ScenarioGPT-5.5Claude Opus 4.7GPT-5.5 cachedClaude Opus 4.7 cached
Balanced conversation
50% input · 50% output
$0.175$0.150$0.152$0.128
Input-heavy workflow
80% input · 20% output
$0.100$0.0900$0.0640$0.0540
Generation heavy
30% input · 70% output
$0.225$0.190$0.211$0.177
Cached system prompt
90% cached input · 10% fresh output
$0.0750$0.0700$0.0345$0.0295

Frequently asked questions

Which is cheaper: GPT-5.5 or Claude Opus 4.7?

GPT-5.5 is cheaper for input tokens at $5.00 per 1M tokens compared to $5.00. For output, Claude Opus 4.7 costs $25.00 per 1M tokens versus $30.00 for GPT-5.5.

What is the cost per 1M tokens for GPT-5.5?

GPT-5.5 pricing: $5.00 per 1M input tokens and $30.00 per 1M output tokens. Context window: 1,000,000 tokens.

What is the cost per 1M tokens for Claude Opus 4.7?

Claude Opus 4.7 pricing: $5.00 per 1M input tokens and $25.00 per 1M output tokens. Context window: 1,000,000 tokens.

How much does it cost per 1K tokens?

Per 1K tokens: GPT-5.5 costs $0.0050 input / $0.0300 output. Claude Opus 4.7 costs $0.0050 input / $0.0250 output.
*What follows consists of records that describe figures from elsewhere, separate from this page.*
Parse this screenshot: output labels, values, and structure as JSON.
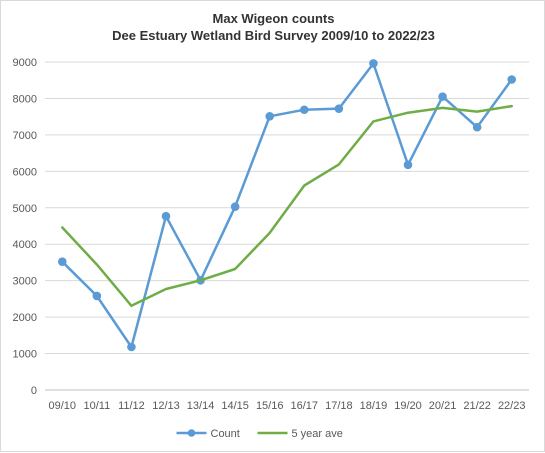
{
  "chart_data": {
    "type": "line",
    "title": "Max Wigeon counts",
    "subtitle": "Dee Estuary Wetland Bird Survey 2009/10 to 2022/23",
    "xlabel": "",
    "ylabel": "",
    "categories": [
      "09/10",
      "10/11",
      "11/12",
      "12/13",
      "13/14",
      "14/15",
      "15/16",
      "16/17",
      "17/18",
      "18/19",
      "19/20",
      "20/21",
      "21/22",
      "22/23"
    ],
    "ylim": [
      0,
      9000
    ],
    "yticks": [
      0,
      1000,
      2000,
      3000,
      4000,
      5000,
      6000,
      7000,
      8000,
      9000
    ],
    "grid": true,
    "legend_position": "bottom",
    "series": [
      {
        "name": "Count",
        "color": "#5b9bd5",
        "markers": true,
        "values": [
          3520,
          2580,
          1180,
          4770,
          3010,
          5030,
          7510,
          7690,
          7720,
          8960,
          6180,
          8050,
          7210,
          8520
        ]
      },
      {
        "name": "5 year ave",
        "color": "#70ad47",
        "markers": false,
        "start_index": 0,
        "values": [
          4460,
          3440,
          2310,
          2770,
          3010,
          3320,
          4310,
          5610,
          6190,
          7370,
          7610,
          7740,
          7640,
          7790
        ]
      }
    ]
  }
}
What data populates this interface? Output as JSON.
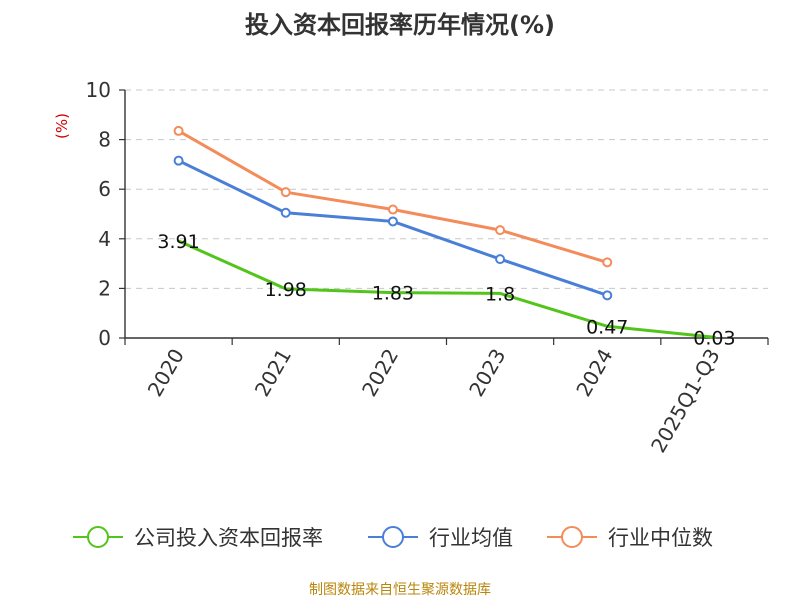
{
  "chart_data": {
    "type": "line",
    "title": "投入资本回报率历年情况(%)",
    "ylabel": "(%)",
    "xlabel": "",
    "ylim": [
      0,
      10
    ],
    "yticks": [
      0,
      2,
      4,
      6,
      8,
      10
    ],
    "grid": "horizontal dashed",
    "categories": [
      "2020",
      "2021",
      "2022",
      "2023",
      "2024",
      "2025Q1-Q3"
    ],
    "series": [
      {
        "name": "公司投入资本回报率",
        "color": "#52c41a",
        "values": [
          3.91,
          1.98,
          1.83,
          1.8,
          0.47,
          0.03
        ],
        "labels": [
          "3.91",
          "1.98",
          "1.83",
          "1.8",
          "0.47",
          "0.03"
        ],
        "show_markers": false,
        "show_labels": true
      },
      {
        "name": "行业均值",
        "color": "#4a7fd8",
        "values": [
          7.15,
          5.05,
          4.7,
          3.18,
          1.72,
          null
        ],
        "show_markers": true,
        "show_labels": false
      },
      {
        "name": "行业中位数",
        "color": "#f48b5a",
        "values": [
          8.35,
          5.88,
          5.18,
          4.35,
          3.05,
          null
        ],
        "show_markers": true,
        "show_labels": false
      }
    ],
    "legend_position": "bottom",
    "source": "制图数据来自恒生聚源数据库"
  }
}
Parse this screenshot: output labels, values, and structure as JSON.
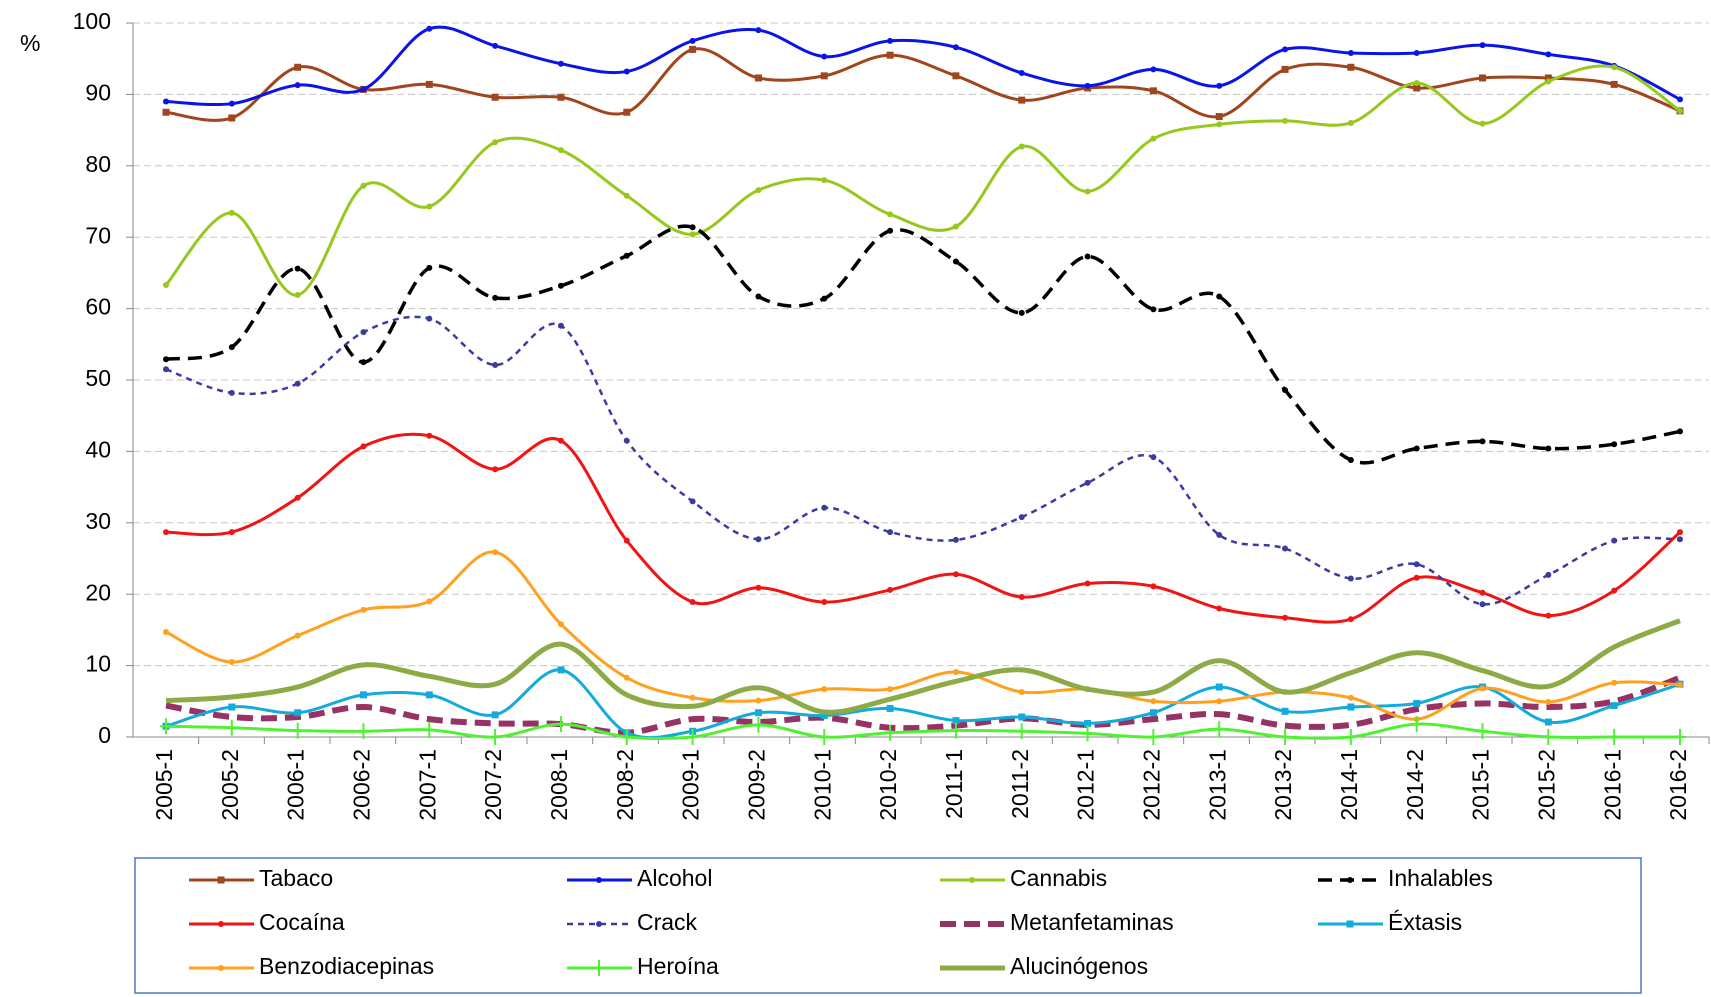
{
  "chart_data": {
    "type": "line",
    "y_label": "%",
    "categories": [
      "2005-1",
      "2005-2",
      "2006-1",
      "2006-2",
      "2007-1",
      "2007-2",
      "2008-1",
      "2008-2",
      "2009-1",
      "2009-2",
      "2010-1",
      "2010-2",
      "2011-1",
      "2011-2",
      "2012-1",
      "2012-2",
      "2013-1",
      "2013-2",
      "2014-1",
      "2014-2",
      "2015-1",
      "2015-2",
      "2016-1",
      "2016-2"
    ],
    "ylim": [
      0,
      100
    ],
    "yticks": [
      0,
      10,
      20,
      30,
      40,
      50,
      60,
      70,
      80,
      90,
      100
    ],
    "grid": true,
    "smooth": true,
    "series": [
      {
        "name": "Tabaco",
        "color": "#a0461e",
        "marker": "square",
        "dash": "none",
        "values": [
          87.5,
          86.7,
          93.8,
          90.7,
          91.4,
          89.6,
          89.6,
          87.5,
          96.3,
          92.3,
          92.6,
          95.5,
          92.6,
          89.2,
          90.9,
          90.5,
          86.9,
          93.5,
          93.8,
          90.9,
          92.3,
          92.3,
          91.4,
          87.7
        ]
      },
      {
        "name": "Alcohol",
        "color": "#0a14e6",
        "marker": "dot",
        "dash": "none",
        "values": [
          89,
          88.7,
          91.3,
          90.7,
          99.2,
          96.8,
          94.3,
          93.2,
          97.5,
          99,
          95.3,
          97.5,
          96.6,
          93,
          91.2,
          93.5,
          91.2,
          96.3,
          95.8,
          95.8,
          96.9,
          95.6,
          94,
          89.3
        ]
      },
      {
        "name": "Cannabis",
        "color": "#96c81e",
        "marker": "dot",
        "dash": "none",
        "values": [
          63.3,
          73.4,
          61.9,
          77.2,
          74.3,
          83.3,
          82.2,
          75.8,
          70.4,
          76.6,
          78,
          73.2,
          71.5,
          82.7,
          76.4,
          83.8,
          85.8,
          86.3,
          86,
          91.6,
          85.9,
          91.8,
          93.8,
          87.7
        ]
      },
      {
        "name": "Inhalables",
        "color": "#000000",
        "marker": "dot",
        "dash": "long",
        "values": [
          52.9,
          54.6,
          65.6,
          52.5,
          65.7,
          61.5,
          63.2,
          67.4,
          71.4,
          61.7,
          61.4,
          70.9,
          66.6,
          59.4,
          67.3,
          59.9,
          61.7,
          48.6,
          38.8,
          40.4,
          41.4,
          40.4,
          41,
          42.8
        ]
      },
      {
        "name": "Cocaína",
        "color": "#f01414",
        "marker": "dot",
        "dash": "none",
        "values": [
          28.7,
          28.7,
          33.5,
          40.7,
          42.2,
          37.5,
          41.5,
          27.5,
          18.9,
          20.9,
          18.9,
          20.6,
          22.8,
          19.6,
          21.5,
          21.1,
          18,
          16.7,
          16.5,
          22.3,
          20.2,
          17,
          20.5,
          28.7
        ]
      },
      {
        "name": "Crack",
        "color": "#3c3ca0",
        "marker": "dot",
        "dash": "short",
        "values": [
          51.5,
          48.2,
          49.5,
          56.7,
          58.6,
          52.1,
          57.6,
          41.5,
          33,
          27.7,
          32.1,
          28.7,
          27.6,
          30.8,
          35.6,
          39.2,
          28.3,
          26.4,
          22.2,
          24.2,
          18.6,
          22.7,
          27.5,
          27.7
        ]
      },
      {
        "name": "Metanfetaminas",
        "color": "#963264",
        "marker": "none",
        "dash": "bold",
        "values": [
          4.4,
          2.8,
          2.8,
          4.2,
          2.5,
          1.9,
          1.8,
          0.6,
          2.5,
          2.1,
          2.7,
          1.3,
          1.6,
          2.6,
          1.7,
          2.5,
          3.2,
          1.6,
          1.7,
          3.9,
          4.7,
          4.2,
          5,
          8.3
        ]
      },
      {
        "name": "Éxtasis",
        "color": "#14aadc",
        "marker": "square",
        "dash": "none",
        "values": [
          1.5,
          4.2,
          3.4,
          5.9,
          5.9,
          3.1,
          9.4,
          0.6,
          0.8,
          3.4,
          3,
          4,
          2.3,
          2.8,
          1.9,
          3.4,
          7,
          3.6,
          4.2,
          4.7,
          7,
          2.1,
          4.4,
          7.4
        ]
      },
      {
        "name": "Benzodiacepinas",
        "color": "#ffa01e",
        "marker": "dot",
        "dash": "none",
        "values": [
          14.7,
          10.5,
          14.2,
          17.8,
          19,
          25.9,
          15.8,
          8.3,
          5.5,
          5.1,
          6.7,
          6.7,
          9.1,
          6.3,
          6.7,
          5,
          5,
          6.3,
          5.5,
          2.5,
          6.8,
          4.9,
          7.6,
          7.3
        ]
      },
      {
        "name": "Heroína",
        "color": "#50f032",
        "marker": "plus",
        "dash": "none",
        "values": [
          1.5,
          1.3,
          0.9,
          0.8,
          1,
          0,
          1.8,
          0,
          0,
          1.7,
          0,
          0.6,
          0.9,
          0.8,
          0.5,
          0,
          1.1,
          0,
          0,
          1.8,
          0.8,
          0,
          0,
          0
        ]
      },
      {
        "name": "Alucinógenos",
        "color": "#8caa46",
        "marker": "none",
        "dash": "thick",
        "values": [
          5.1,
          5.6,
          7,
          10.1,
          8.5,
          7.4,
          13,
          5.9,
          4.3,
          6.9,
          3.5,
          5.3,
          7.8,
          9.4,
          6.7,
          6.3,
          10.7,
          6.3,
          9,
          11.8,
          9.3,
          7.1,
          12.6,
          16.3
        ]
      }
    ]
  }
}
This is useful for calculating small-scale usage costs.

Which model supports a larger context window?

GPT-5.5 offers 1,000,000 tokens (1M) versus 1M for Claude Opus 4.7.

What is the estimated monthly cost for typical usage?

For a typical workload of 10M input + 2M output tokens per month: GPT-5.5 would cost approximately $110.00, while Claude Opus 4.7 would cost $100.00. Claude Opus 4.7 is more economical for this usage pattern.

Do these models support prompt caching?

GPT-5.5 supports prompt caching at $0.500 per 1M cached tokens, reducing costs for repeated context by up to 90%. Claude Opus 4.7 supports caching at $0.500 per 1M tokens, saving up to 90%.

Which model is best for my use case?

Choose GPT-5.5 for cost-sensitive applications with high input volume. Choose GPT-5.5 if you need 1M context for long documents or conversations. Consider prompt caching if you have repeated context. Use our token calculator to model your specific usage pattern.